Соня повесила трубку. Пальцы мелко-мелко дрожали. Вот тебе плата за Точное Время. То ли еще будет!

— Бедная Ира! — невозмутимо заметила диспетчерша, по-прежнему стоя к Соне спиной и глядя на Андре, который, изнемогая от долгого ожидания, изучал расписание электричек на Москву. — Такая симпатичная Ира, вроде с виду здоровенькая… Здоровенная даже, можно сказать.

Соня молчала, задохнувшись от стыда, от бессильного возмущения, оторопев, онемев. Вот тебе плата. Всякий имеет право дать оплеуху. Даже эта незнакомая баба, безошибочно разгадавшая несложный ребус, по-славянски бесцеремонная, по-подмосковному колкая на словцо.

— Че ж это у вашей Иры приболело-то? — продолжала между тем диспетчерша, насмешливо глядя на Андре. — Че ж это у Иры резко поднялось? А потом упало?

— Ну знаете ли… — пробормотала Соня, расправляя на бедрах мятое свое платье. А где было его выгладить? Чем? — Знаете что…

— Знаю. — Диспетчерша повернулась к ней, привалившись спиной к широкому подоконнику и скрестив руки на груди. — Знаю. Ты давай завязывай врать-то. — Она смотрела на Соню без осуждения, почти сочувственно. Искренне желая помочь. Грубовато, нахраписто, напрямик, по-расейски, но — помочь. Дать верный совет. — Завязывай. Запутаешься. У тебя врать не получится. Ты честная баба-то, я ж вижу.

Можно было бы возмутиться. Можно было бы просто уйти, хлопнув дверью. Соня не сделала ни того, ни другого.

— Честная? — глухо спросила она. — А как вы это определяете?

— А на глаз, — хмыкнула диспетчерша. — Не ври. Через месяц, самое большее, твой Сергей Юрьич тебя к стенке припрет.

— Нет у меня месяца, — вздохнула Соня. — Он уедет через неделю. Навсегда.

— Через неделю? — Диспетчерша повернулась к окну. Андре снова курил, не видя их, не чувствуя их взглядов. — А знакомы давно?

— Столько же, — призналась Соня с той внезапной отчаянной откровенностью, с какой открывают душу случайным попутчикам.

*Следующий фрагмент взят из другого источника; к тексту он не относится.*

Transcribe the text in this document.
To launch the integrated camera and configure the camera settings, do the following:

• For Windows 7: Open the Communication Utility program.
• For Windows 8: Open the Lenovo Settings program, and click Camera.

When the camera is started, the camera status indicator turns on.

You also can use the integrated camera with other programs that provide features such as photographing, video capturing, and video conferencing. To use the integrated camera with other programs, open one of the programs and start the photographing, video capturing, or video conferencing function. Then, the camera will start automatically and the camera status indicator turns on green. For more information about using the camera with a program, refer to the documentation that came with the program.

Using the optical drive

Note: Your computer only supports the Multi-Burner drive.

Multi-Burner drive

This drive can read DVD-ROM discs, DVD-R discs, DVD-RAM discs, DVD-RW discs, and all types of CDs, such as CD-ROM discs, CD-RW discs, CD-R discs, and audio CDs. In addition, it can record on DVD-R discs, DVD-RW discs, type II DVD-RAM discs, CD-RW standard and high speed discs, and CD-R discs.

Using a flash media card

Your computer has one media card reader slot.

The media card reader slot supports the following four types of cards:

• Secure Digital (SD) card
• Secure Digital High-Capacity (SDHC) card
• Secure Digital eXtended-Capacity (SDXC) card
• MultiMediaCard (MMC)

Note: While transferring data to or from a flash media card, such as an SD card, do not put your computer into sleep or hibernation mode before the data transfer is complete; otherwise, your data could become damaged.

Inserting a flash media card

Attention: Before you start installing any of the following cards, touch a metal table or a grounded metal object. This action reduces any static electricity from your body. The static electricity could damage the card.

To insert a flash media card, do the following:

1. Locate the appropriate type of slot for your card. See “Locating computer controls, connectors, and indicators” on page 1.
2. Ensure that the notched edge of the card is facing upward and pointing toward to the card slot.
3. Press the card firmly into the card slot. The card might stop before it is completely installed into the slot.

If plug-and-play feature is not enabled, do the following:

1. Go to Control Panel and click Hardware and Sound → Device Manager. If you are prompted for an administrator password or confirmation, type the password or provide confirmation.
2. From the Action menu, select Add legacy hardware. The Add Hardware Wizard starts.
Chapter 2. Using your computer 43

— О-ой, плохо, — сказала диспетчерша, помолчав. — Если б еще годок-другой с ним проваландалась… Осточертел бы. Больно сладкий. Сама б ушла. Разошлись бы, как в море корабли. Плавно. Друг дружкой довольные. А если пятнадцать денечков всего… Да с мясом от себя отодрать… Плохо. Всю жизнь будешь помнить. Мучиться.

— Мне так и так теперь мучиться, — пробормотала Соня. — Жить с моим… грехом. Не знаю как. Не знаю.

— Люди всяко живут. — Диспетчерша пожала плотными плечами, стянутыми тесноватым форменным мундиром. — Вон у меня шурин двадцать лет жил с осколком в правом легком. Ничего, жил. Пока не помер.

Браво, браво. Вот вам русские слова утешения. И Соня рассмеялась от неожиданности, негромко, сипло. Вот вам расейское скупое бабье сочувствие. То ли плетью огрела, то ли приголубила напоследок, напутствуя рубленым, едким словцом.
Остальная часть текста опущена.